I got these vproc_release_movement assertion failures probably while compiling some code on the cluster earlier on.  I was running the compilation on node 1 with loadleveling turned on.

Roger


Node 3
-----------
<7>Assertion failed! mlp->ml_shr_count >= 0, cluster/ssi/vproc/dvp_lock.c, vproc_release_movement, line=138
<7>Assertion failed! mlp->ml_shr_count >= 0, cluster/ssi/vproc/dvp_lock.c, vproc_release_movement, line=138
<7>Assertion failed! mlp->ml_shr_count >= 0, cluster/ssi/vproc/dvp_lock.c, vproc_release_movement, line=138
<7>Assertion failed! mlp->ml_shr_count >= 0, cluster/ssi/vproc/dvp_lock.c, vproc_release_movement, line=138
<7>Assertion failed! mlp->ml_shr_count >= 0, cluster/ssi/vproc/dvp_lock.c, vproc_release_movement, line=138
<7>Assertion failed! mlp->ml_shr_count >= 0, cluster/ssi/vproc/dvp_lock.c, vproc_release_movement, line=138
<7>Assertion failed! mlp->ml_shr_count >= 0, cluster/ssi/vproc/dvp_lock.c, vproc_release_movement, line=138
<6>eth1: link up, 100Mbps, full-duplex, lpa 0xC5E1
<6>bonding: bond0: backup interface eth1 is now up
more>
<6>bonding: bond0: backup interface eth1 is now down
<6>bonding: bond0: backup interface eth1 is now up
<6>bonding: bond0: backup interface eth1 is now down
<4>eth2: network connection down
<6>bonding: bond0: link status down for active interface eth2, disabling it
<6>bonding: bond0: making interface eth1 the new active one.
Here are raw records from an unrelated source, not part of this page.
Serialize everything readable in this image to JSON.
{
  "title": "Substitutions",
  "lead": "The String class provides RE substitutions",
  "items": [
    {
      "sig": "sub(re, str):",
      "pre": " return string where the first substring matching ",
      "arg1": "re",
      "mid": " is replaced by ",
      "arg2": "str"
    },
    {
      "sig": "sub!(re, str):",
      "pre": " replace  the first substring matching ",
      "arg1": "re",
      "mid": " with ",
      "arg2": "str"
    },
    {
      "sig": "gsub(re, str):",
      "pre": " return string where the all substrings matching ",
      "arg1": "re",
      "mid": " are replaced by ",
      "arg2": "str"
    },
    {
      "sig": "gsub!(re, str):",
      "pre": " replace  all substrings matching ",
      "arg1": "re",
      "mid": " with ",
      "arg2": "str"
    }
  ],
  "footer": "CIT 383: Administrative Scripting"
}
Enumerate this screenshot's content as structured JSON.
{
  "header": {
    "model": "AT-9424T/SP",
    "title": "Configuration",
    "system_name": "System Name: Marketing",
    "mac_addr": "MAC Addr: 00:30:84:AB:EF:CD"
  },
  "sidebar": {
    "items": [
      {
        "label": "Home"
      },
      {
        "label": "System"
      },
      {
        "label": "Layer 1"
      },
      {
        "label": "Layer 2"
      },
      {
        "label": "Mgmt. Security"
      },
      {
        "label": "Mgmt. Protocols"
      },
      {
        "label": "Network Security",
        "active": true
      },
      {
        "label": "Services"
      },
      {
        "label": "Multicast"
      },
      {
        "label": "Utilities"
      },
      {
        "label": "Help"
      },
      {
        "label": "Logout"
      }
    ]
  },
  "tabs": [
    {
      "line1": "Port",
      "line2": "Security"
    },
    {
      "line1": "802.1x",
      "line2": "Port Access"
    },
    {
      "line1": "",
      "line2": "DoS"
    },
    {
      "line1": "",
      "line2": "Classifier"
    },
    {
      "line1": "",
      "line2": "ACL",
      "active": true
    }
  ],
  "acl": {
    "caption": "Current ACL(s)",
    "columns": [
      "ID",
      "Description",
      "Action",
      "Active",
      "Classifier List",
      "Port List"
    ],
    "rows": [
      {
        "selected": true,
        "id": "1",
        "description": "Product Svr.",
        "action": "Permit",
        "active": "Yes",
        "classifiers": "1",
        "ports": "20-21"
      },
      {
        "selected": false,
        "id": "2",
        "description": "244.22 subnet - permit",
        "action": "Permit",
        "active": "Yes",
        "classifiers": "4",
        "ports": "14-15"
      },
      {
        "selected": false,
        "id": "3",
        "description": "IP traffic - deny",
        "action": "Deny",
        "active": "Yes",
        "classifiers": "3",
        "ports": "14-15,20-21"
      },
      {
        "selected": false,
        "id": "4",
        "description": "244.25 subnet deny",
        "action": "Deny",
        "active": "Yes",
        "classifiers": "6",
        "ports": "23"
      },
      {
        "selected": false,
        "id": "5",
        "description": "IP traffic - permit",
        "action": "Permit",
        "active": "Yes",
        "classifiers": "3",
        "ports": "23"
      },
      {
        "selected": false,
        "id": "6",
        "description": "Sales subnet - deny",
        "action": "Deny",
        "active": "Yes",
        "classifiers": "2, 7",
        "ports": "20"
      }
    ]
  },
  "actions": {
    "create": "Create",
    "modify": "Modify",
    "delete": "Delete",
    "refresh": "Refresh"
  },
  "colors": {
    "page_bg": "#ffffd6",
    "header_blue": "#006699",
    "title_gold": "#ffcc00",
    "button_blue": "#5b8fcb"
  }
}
<6>bonding: bond0: eth1 is up and now the active interface
<6>nm_add_node: Node 2 added
<4>eth2: network connection up using port A
<4>    speed:           1000
<4>    autonegotiation: yes
<4>    duplex mode:     full
<4>    flowctrl:        symmetric
<4>    role:            slave
<4>    irq moderation:  dynamic (2000 ints/sec)
<4>    scatter-gather:  enabled
<4>    tx-checksum:     enabled
<4>    rx-checksum:     enabled
<4>    rx-polling:      enabled
<6>bonding: bond0: backup interface eth2 is now up
<6>bonding: bond0: backup interface eth2 is now down
<4>Node 2 has gone down!!!
<6>drbd: No DRBD connection to node 2 defined.
more>
<6>drbd: No DRBD connection to node 2 defined.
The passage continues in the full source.